# 2 in 1 (slibgshot & slingbow)



## kooniu (Jul 14, 2011)

Although the comment is in Polish but a picture is worth a thousand words - a pleasant viewing


----------



## slingshot_sniper (Feb 20, 2011)

Yeah there are many slingshot/slingbows out there,nice one


----------



## Tex-Shooter (Dec 17, 2009)

Very Interesting Kooniu! -- Tex


----------



## e~shot (Jun 3, 2010)

Cool.. every good idea..


----------



## mckee (Oct 28, 2010)

you live in a nice place i like the view


----------



## M.J (Nov 1, 2010)

Wow! I love it!


----------



## spanky (May 29, 2011)

That is one heck of a slingshot-great shot with the arrow mate.


----------



## Charles (Aug 26, 2010)

kooniu said:


> Although the comment is in Polish but a picture is worth a thousand words - a pleasant viewing


Now I am having a "head slapping moment". What a simple, brilliant idea. This is NOT just another slingbow. It is a real combination slingshot and slingbow, using the same bands for both. And if you want to shorten the bands even more for the slingbow, you just give them a couple of extra twists before putting the pouch on the handle. No need to have two separate rigs ... one rig does it all. My only concern is tube life, with the tubes being stretched through the loops. But in spite of that concern (and I am not sure how serious it is) this is a very, very clever idea!

Cheers ....... Charles


----------



## A+ Slingshots (Jan 22, 2010)

Interesting for sure! Accomplishes the same thing I was after in designing the X FACTOR.
Well done!


----------



## Howard (Aug 9, 2010)

Really great idea. I like that! Thats what i call an invention!


----------



## kooniu (Jul 14, 2011)

Thank you for your kind words. I'm glad you liked the idea. I do not know how willthe tension strength in this system but the idea is new and needs to be checked.


----------



## M.J (Nov 1, 2010)

I wonder what the loops are made of?
Those tubes look pretty burly, I bet they can take the abuse.


----------



## Bob Fionda (Apr 6, 2011)

I like the idea, it's brilliant.


----------



## kooniu (Jul 14, 2011)

M_J said:


> I wonder what the loops are made of?
> Those tubes look pretty burly, I bet they can take the abuse.

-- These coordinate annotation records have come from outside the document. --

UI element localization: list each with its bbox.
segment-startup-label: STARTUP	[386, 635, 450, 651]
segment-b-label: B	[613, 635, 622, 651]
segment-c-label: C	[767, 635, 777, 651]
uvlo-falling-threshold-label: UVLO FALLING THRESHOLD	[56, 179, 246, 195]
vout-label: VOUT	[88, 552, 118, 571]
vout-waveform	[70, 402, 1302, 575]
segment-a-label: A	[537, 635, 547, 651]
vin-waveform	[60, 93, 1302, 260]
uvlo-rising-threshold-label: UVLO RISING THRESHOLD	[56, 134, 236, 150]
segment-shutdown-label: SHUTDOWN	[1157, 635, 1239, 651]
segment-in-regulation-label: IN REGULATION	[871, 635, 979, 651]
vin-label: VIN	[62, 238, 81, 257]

The loops I made from paracord , possible that can damage the rubber ....I hope not. ( If so, I plan to wear an plastictube loops)


----------



## lightgeoduck (Apr 3, 2011)

Now that is genius so simple versatile and still remains pocketable .

cool

LGD


----------



## Xidoo (Aug 14, 2010)

Kooniu,
This is a very brilliant idea. I am really amazed what you have brought. It is simple and at the same time practical to use. Just a great comination to quick use the same slingshot for two very different shots. Saludos desde Mexico, D.F


----------



## flippinout (Jul 16, 2010)

How very clever! Simple, effective, and still pocketable- love it!


----------



## Rayshot (Feb 1, 2010)

That is great. After the video I found myself laughing in amusement of the simplicity and genius of it all.


----------